How can we forge new forms of coming home to ourselves? On his sophomore album Blurring Time (2025), Bells Larsen collapses time into a series of patient ceremonies. Guided by the satisfaction of simply “being” as a political act, the record explores the ways we write the ever-arriving self into existence. Oscillating between lo-fi 90s indie and searing folk ballads, Larsen’s project features the haunting accompaniment of voices frozen in time. Intentionally designed to align with the timeline of his transition, he recorded his previous “high” voice and instrumentation in 2022, waited for his voice to drop after starting testosterone, and asked longtime friend and frequent collaborator Georgia Harmer to arrange harmonies for his new “low” voice. Together, they created a multilingual, intentional act of surrendering to change. Unlike past projects where vocals were set in the backdrop, Blurring Time unites both voices at the forefront, delivering an unyielding devotional.

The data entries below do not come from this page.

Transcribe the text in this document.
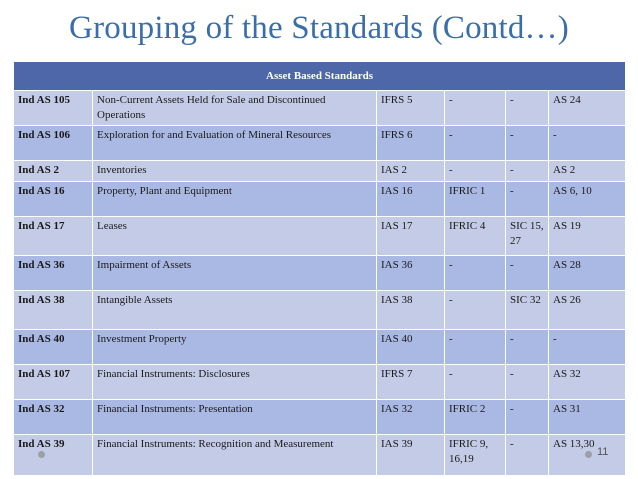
Grouping of the Standards (Contd…)
Asset Based Standards					
Ind AS 105	Non-Current Assets Held for Sale and Discontinued Operations	IFRS 5	-	-	AS 24
Ind AS 106	Exploration for and Evaluation of Mineral Resources	IFRS 6	-	-	-
Ind AS 2	Inventories	IAS 2	-	-	AS 2
Ind AS 16	Property, Plant and Equipment	IAS 16	IFRIC 1	-	AS 6, 10
Ind AS 17	Leases	IAS 17	IFRIC 4	SIC 15, 27	AS 19
Ind AS 36	Impairment of Assets	IAS 36	-	-	AS 28
Ind AS 38	Intangible Assets	IAS 38	-	SIC 32	AS 26
Ind AS 40	Investment Property	IAS 40	-	-	-
Ind AS 107	Financial Instruments: Disclosures	IFRS 7	-	-	AS 32
Ind AS 32	Financial Instruments: Presentation	IAS 32	IFRIC 2	-	AS 31
Ind AS 39	Financial Instruments: Recognition and Measurement	IAS 39	IFRIC 9, 16,19	-	AS 13,30
11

Produced by Graham Ereaux, Larsen’s intricately-crafted arrangements evoke Elliott Smith, Sufjan Stevens, and Adrienne Lenker. His lyrics meditate on sibling dynamics, queer world-making, and shared epiphanies, enveloped in soundscapes of quiet intimacy. Blurring Time was longlisted for the 2025 Polaris Prize and spent five weeks at #1 on the Canadian campus radio charts, garnering press in The Guardian, NPR, The Toronto Star, Billboard, Paste, The Line of Best Fit, Under the Radar, and The CBC. Larsen has shared stages with Buck Meek (Big Thief), Land of Talk, Dan Mangan, and Martha Wainwright, and recently appeared at the Pitchfork London Music Festival.
While his past projects have reached outward in love and loss, Blurring Time archives Larsen's journey of self-actualization, harmonizing voices of past and present into a quiet submission to the constant state of becoming.